Monday, February 7, 2022

"Wait...you mean THAT was Neil Armstrong???"

It's still unreal to me that the first human being to set foot on the Moon was an usher at the church I was involved with as a kid. It's doubtless a mercy that I had no idea who he was, and that nobody had any idea what lay in store for him after his test-flying days. Those quite random circumstances spared me and a number of other aviation-addicted kids from making fools of ourselves around a modest, circumspect guy. Neil Armstrong didn't make a big deal out of his job. Much less just how VERY good he was at it.

Now that the biographical film FIRST MAN is in release, I'm interested to compare its' portrayal of the space program(s) of the 1960s with both history and memory. Most people today have no idea what the X-15 program was, or what it accomplished.
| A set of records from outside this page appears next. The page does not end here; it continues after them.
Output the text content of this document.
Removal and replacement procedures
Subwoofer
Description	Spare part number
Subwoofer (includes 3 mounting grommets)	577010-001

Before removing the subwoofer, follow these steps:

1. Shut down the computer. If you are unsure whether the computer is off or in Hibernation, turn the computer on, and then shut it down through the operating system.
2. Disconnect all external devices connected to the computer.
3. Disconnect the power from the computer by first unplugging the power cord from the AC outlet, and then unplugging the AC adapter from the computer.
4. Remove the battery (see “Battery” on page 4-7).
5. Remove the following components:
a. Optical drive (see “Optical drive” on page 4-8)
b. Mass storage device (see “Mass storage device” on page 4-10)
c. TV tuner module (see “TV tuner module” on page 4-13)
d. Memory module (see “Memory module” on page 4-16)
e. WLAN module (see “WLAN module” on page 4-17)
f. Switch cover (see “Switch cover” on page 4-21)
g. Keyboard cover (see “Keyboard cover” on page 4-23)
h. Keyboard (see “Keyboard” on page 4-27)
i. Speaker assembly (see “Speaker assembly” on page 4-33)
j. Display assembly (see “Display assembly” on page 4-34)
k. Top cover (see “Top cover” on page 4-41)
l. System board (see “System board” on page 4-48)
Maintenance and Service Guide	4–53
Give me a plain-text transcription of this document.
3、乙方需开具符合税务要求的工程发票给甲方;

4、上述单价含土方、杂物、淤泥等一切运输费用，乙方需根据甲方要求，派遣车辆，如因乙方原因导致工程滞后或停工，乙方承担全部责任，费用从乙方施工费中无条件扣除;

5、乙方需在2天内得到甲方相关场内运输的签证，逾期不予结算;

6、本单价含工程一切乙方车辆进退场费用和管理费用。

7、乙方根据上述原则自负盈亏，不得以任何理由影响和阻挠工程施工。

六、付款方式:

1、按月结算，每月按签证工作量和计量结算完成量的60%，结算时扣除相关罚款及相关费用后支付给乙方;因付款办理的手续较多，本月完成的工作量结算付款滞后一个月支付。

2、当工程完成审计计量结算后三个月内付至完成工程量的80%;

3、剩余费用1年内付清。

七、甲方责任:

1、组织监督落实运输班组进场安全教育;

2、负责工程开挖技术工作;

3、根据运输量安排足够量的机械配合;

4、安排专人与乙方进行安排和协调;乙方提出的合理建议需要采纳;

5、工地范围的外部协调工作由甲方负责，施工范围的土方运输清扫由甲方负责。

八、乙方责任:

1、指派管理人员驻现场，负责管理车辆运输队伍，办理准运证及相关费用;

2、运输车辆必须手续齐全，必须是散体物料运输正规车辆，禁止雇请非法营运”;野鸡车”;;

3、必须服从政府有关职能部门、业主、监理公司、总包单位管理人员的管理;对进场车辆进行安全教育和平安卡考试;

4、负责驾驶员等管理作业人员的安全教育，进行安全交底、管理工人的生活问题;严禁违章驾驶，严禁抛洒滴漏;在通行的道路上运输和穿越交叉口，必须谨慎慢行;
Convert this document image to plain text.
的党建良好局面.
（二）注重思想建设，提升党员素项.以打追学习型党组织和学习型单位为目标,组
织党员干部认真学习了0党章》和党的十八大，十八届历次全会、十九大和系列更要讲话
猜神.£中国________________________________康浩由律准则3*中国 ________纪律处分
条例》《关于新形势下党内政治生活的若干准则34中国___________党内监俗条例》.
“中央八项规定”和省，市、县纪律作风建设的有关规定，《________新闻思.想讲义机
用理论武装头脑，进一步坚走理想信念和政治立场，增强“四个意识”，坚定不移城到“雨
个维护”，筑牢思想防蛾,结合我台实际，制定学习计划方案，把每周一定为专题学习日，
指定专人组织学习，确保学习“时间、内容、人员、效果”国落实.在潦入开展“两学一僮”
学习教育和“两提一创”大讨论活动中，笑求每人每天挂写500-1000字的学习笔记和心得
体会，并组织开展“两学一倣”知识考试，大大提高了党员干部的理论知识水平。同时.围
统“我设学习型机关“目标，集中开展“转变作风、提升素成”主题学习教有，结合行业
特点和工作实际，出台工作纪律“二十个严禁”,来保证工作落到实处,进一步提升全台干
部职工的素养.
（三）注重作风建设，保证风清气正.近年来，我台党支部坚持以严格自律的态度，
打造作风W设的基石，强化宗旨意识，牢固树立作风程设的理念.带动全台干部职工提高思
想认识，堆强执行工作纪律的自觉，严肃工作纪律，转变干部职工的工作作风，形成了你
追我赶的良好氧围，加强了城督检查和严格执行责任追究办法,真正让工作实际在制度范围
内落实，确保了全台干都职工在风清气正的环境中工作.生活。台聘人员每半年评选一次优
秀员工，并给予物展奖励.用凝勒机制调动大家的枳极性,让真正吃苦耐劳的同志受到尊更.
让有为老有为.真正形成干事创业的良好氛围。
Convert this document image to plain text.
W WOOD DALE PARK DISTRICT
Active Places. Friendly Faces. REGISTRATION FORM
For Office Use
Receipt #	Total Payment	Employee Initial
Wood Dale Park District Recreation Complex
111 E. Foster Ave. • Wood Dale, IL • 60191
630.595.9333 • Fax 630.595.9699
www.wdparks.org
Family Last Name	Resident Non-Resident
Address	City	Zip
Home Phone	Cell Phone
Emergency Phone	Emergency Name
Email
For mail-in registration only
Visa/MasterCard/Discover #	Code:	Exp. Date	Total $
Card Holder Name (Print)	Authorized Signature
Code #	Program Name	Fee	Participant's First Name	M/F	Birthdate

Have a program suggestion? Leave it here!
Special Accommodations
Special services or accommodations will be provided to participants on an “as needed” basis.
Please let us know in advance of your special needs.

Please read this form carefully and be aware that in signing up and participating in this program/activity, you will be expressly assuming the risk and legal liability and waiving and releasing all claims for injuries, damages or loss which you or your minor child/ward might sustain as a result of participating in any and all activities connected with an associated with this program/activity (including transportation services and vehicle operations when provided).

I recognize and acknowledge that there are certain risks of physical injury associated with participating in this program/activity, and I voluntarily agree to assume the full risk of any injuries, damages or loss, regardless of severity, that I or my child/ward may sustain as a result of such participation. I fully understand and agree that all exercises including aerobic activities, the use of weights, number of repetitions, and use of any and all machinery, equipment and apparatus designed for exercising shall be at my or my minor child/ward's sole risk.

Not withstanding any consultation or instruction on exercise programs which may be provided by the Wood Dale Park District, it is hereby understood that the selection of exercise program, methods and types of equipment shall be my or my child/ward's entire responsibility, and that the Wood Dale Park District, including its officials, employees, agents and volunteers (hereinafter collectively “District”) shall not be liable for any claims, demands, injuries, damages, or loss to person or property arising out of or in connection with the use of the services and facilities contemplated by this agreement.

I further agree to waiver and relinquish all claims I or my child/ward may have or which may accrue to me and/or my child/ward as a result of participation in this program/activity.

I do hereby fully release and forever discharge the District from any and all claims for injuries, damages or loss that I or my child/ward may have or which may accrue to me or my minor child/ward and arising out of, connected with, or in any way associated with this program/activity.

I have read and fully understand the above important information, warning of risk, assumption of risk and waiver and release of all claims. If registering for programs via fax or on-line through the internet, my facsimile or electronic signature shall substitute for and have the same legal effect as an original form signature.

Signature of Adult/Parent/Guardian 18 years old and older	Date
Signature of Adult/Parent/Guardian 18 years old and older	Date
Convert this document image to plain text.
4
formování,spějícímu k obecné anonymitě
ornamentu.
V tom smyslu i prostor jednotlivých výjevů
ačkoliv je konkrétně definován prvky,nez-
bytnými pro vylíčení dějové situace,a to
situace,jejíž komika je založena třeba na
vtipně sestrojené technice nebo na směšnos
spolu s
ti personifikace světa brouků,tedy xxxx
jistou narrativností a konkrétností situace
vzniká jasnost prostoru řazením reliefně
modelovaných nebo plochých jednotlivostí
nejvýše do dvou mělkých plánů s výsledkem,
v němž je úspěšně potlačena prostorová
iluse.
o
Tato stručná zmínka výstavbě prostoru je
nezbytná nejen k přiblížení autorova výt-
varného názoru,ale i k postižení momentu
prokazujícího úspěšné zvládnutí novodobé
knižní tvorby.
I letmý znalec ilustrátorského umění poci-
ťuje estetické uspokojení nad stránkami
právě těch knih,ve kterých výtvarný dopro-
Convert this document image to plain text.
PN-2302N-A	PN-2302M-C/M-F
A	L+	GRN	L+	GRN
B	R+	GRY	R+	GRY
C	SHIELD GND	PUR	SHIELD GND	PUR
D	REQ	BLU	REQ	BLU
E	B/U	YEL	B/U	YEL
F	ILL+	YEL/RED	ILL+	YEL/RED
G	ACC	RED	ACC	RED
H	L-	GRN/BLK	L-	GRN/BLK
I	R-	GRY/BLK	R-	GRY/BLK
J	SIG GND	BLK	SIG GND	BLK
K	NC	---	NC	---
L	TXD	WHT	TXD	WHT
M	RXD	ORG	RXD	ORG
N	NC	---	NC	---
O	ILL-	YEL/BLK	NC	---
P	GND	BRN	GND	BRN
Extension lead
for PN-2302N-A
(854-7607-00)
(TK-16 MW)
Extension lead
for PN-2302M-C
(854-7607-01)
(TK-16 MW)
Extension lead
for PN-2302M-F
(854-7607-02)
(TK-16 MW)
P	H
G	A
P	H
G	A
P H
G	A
As a NASA test pilot, Armstrong routinely flew that extraordinary aircraft/spacecraft across the boundary into space, which the film depicts in superb detail. (In audio interviews, he described how he had to let the X-15 fall out of control back into the atmosphere, until there was enough air resistance for the aerodynamic controls to be effective.  And he was so offhand about it that he could have been describing someone ELSE's hairy flight. It's mildly weird to listen to.)

The 'controversy' over the moon landing as depicted in the film ("Where was The American Flag???") comes across as political misdirection. It's simply not true in any event. NASA was always pitching the 'made-in-America' aspects of the space progrm. even when a substantial percentage of the talent pool consisted of emigre Britishers and Canadians building new careers in the US after major aerospace cancellations in their countries of origin. (Look up the phrase "The Brain Drain' sometime.)